Удивительно долго тянулся этот первый день в учебке. До самого отбоя Виктор ждал старшину. Тот почему-то не пришел. По полу казармы тянулась светлая полоса из открытой двери умывальной комнаты. Оттуда слышалось громкое довольное фырканье. Плескался Нуйраддинов. «Зачем это он на ночь моется?» - машинально подумал Горин. Водопад увиденного, быстрая, почти мгновенная смена обстановки, множество новых и очень разных мелькающих перед ним людей, как бы обращало для Виктора всю эту жизнь в скверную выдумку, в дурной сон. Он не мог, не желал верить в такую армию. Все, прочно устоявшиеся в сознании, лубочные картинки службы – нарисованные книгами и фильмами – сильно мешали. Ему казалось, что эти четыре дня и ночи – ошибка. Он хотел, чтобы ему так казалось, но тайно, как бы из-за угла спрашивал сам себя: «Не боишься?» Боялся и отмахивался торопливым ответом: «Все служат». Все… Это немного успокаивало.
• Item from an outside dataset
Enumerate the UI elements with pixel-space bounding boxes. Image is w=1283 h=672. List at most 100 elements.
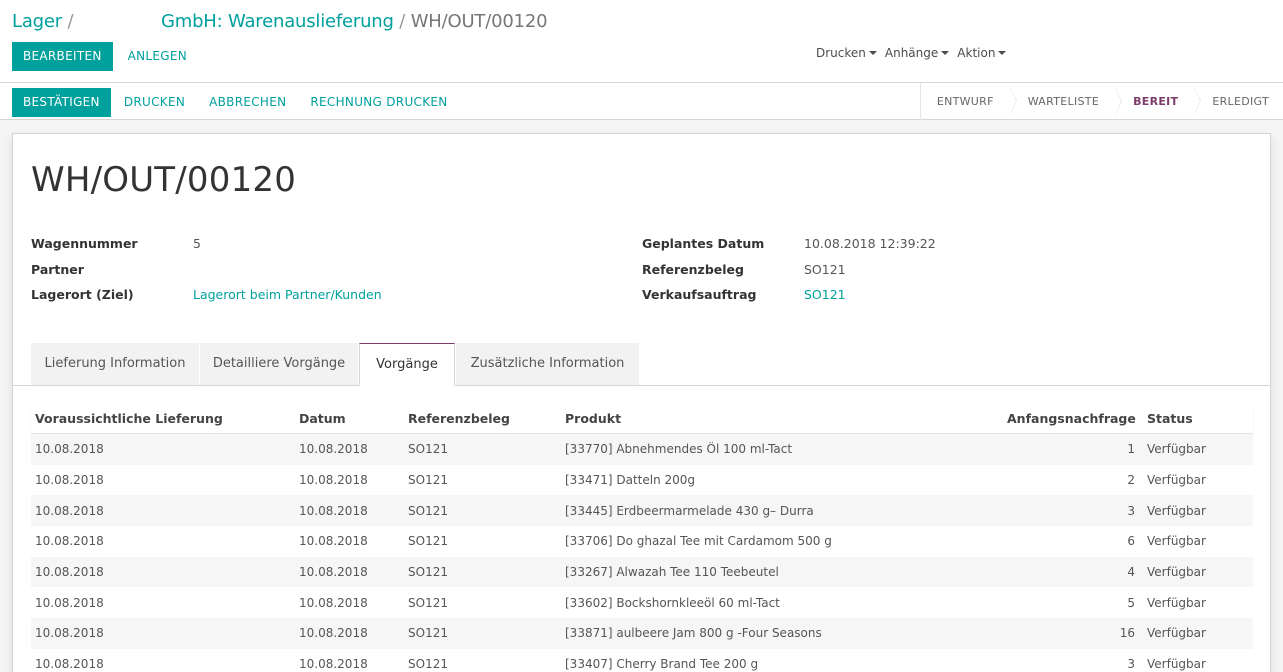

На соседних койках лежали одиннадцать его товарищей. Вместе с ними: есть, спать… Что еще? Служить. А что такое – служить? А? Однополчане!
Виктор провалился в знакомый с девятого класса сон и, в который раз, освободил Жанну д,Арк. Она была привязана к плетню среди пустыни. Синее солнце блестело на ее доспехах…
За минуту до побудки Горин проснулся. После ночи на нормальной постели он чувствовал себя бодро, во всяком случае, пока лежал под одеялом. Голубое небо за рамами окон – новый день.
Бег продолжался, кажется, несколько часов. Отделение Нуйраддинова валялось под соснами на хвое устилавшей землю.
- Меня, словно примагнитило! – подал голос Толик.
Веснушчатый Коля повернул к нему голову:
- Дай закурить.
- Иди ты со своим куревом!
Сержант-батыр улыбался. Он бежал вместе со всеми, потом еще отжался раз двадцать, а теперь приседал с вытянутыми вперед руками:
- Всего километр?! Чего вы так выдохлись?
Толик поднял голову:
- Товарищ сержант, зачем такая зарядка, после которой подняться не можешь?
- Курить бросай, - коротко ответил Нуйраддинов. Он уже стоял на руках. Его лицо заметно краснело, сквозь кожу проступили вены.
Толик удивленно смотрел на него:
- Зачем так себя мучить?
Сержант подогнул ноги в коленях и, кувыркнувшись через голову, уселся по-турецки. Кровь постепенно отливала от головы:
- Какой ты солдат, если бегать не умеешь?
- Я на танке буду ездить, - сказал Толик и, почесав живот, добавил, - сержантом.
Нуйраддинов промолчал.
Мягко шумел ветер в колких ветках уходящего к небу ствола, который рос прямо за головой. Сердце перестало прыгать под гимнастеркой.
IV
Прытов пришел после завтрака. Шумный, веселый.
- Ну, как комиссар, будешь со мной огневой городок строить?
- Да, Владимир Николаевич! – обрадовался капитану Горин.
Возле них непонятным образом опять оказался хмурый Глеб. Он мгновенно менялся при капитане, становясь открытым и очень общительным. Таких любил капитан. Виктор даже заревновал Прытова.
- А-а-а, - протянул капитан, повернувшись к Глебу. – Ты, ведь, кажется, электрик?
- И электрик тоже!
- Пойдешь огневой?..
- Конечно!
Любой бы только мечтал о зове Прытова.
Капитан, а с ним Горин и Глеб вышли из полка через ворота автопарка – «задние» ворота. От них отсчитывался этот злополучный километр утренней зарядки. «Строить огневой городок» - представлялось ужасно интересным. Чем-то, вроде возведения снежной крепости во дворе детства. Горин сиял. «Хорошо, что не дождался Сашу-старшину – все-таки неудобно, писарем».
Шли молча. Вернее, говорил один Глеб. Что-то шутил. Прытов хмыкал, а Виктор смотрел по сторонам. Справа забор, слева забор. А впереди Горин увидел длинное белое строение, похожее на коровник, стоящий возле большого вытянутого вдаль луга. Луг упирался в сопки, заросшие до самой макушки лесом. Лес спокойно дышал, и голубоватая дымка оседала у его подножия, сползая на луг. Из тумана выныривали птицы и, полетав над землей, взмывали вверх. В стальном небе над сопками все ярче и ярче разгоралось солнце.